No es fácil de recordar. Por lo tanto, tampoco es fácil de escribir. Aquel día de fiesta hacia mucho frío en Madrid. La culpa tampoco fue del tráfico, sino del destino. Cuando llegó la asistencia del Samur ya no había nada que hacer. El corazón de aquel hombre de 32 años había dejado de latir. En alguna parte estaba escrito que José María Chava Jiménez (El Barraco, 1971) tenía que morir así, encerrado entre cuatro paredes, alejado del mundo, demasiado joven y con un aspecto bloqueado, próximo a los 120 kilos para un hombre como él, que en su época de competición no superaba los 70. Fue el precio que pagó su cuerpo, aniquilado por los excesos. Fue una noche del 6 de diciembre de hace 15 años en la que, según explicó Azucena, su esposa, el corazón del Chava se rindió mientras enseñaba unas fotografías a sus compañeros en la clínica psiquiátrica San Miguel de la calle Arturo Soria. Cuánto poder tiene la tristeza.

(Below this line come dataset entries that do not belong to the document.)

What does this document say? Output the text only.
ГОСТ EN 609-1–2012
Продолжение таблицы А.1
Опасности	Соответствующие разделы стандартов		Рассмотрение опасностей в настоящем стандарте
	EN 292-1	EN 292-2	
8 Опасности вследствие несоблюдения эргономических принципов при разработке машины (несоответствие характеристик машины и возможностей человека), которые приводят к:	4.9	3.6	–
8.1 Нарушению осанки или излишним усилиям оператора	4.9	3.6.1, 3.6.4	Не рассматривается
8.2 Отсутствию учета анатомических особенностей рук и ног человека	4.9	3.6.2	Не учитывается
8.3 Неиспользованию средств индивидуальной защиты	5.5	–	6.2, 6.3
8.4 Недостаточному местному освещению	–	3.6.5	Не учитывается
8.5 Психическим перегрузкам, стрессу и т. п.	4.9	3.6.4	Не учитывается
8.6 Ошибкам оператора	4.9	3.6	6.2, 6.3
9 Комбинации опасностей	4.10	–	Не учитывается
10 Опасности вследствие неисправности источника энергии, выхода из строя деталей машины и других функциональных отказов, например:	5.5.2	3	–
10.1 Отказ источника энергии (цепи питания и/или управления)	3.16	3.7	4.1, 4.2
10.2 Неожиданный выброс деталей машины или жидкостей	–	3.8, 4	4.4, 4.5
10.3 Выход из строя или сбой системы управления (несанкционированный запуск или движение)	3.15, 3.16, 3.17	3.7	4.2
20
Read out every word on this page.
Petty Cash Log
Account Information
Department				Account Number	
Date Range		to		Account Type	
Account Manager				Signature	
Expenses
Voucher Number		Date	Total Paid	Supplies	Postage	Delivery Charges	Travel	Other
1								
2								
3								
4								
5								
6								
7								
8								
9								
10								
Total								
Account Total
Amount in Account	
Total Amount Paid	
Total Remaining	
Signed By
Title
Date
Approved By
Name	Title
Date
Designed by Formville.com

La literatura de Nabokov no hubiese sido más dura, imposible ser más cruel con un hombre que, en el ocaso, todavía conservaba aquellos arranques de genialidad que David Navas nunca olvidará. Una semana antes de morir, Chava le llamó, desde la clínica, con esa energía de los buenos tiempos y entre los mensajes que le dio, contados en un inolvidable reportaje escrito por el periodista Carlos Arribas en El País, estuvo que tenía ganas de volver a ser el de antes. Es más, le pidió que le preguntase «a José Miguel si hay algo en el futuro, que quiero volver».
José Miguel era José Miguel Echavarri, ese hombre que tiene la sabiduría domiciliada en el corazón. El líder de aquel Banesto que antes fue Reynolds y que, en toda su vida en el ciclismo, jamás conoció a un ciclista como Chava Jiménez. Y miren que conoció. «Pero Chava era algo más que un ciclista, era un genio». Quizá por eso fue un tipo tan popular. El hombre que hizo posible lo imposible. Uno de esos ciclistas incapaces de pronosticar en las montañas como aquel día en el Angliru, gobernado por la niebla, en el que él apareció de la nada por delante de Pavel Tonkov. Y no nos sorprendió ni a nosotros ni al locutor de TVE, Pedro González, que ya imaginaba que el Chava era el mismo ciclista que nunca iba a ganar una gran vuelta. No sentía esa tentación que otros convirtieron en una orgullosa necesidad. Él, sin embargo, no era así. Ni siquiera en aquella Vuelta a España del 98 en la que ganó cinco etapas y pareció el mejor del mundo en todos los sitios menos en la clasificación general. Decididamente, era un personaje de Nabokov. No nos dábamos cuenta hasta el día que redactamos su esquela. Tenía que morir como murió. No quedaba otra.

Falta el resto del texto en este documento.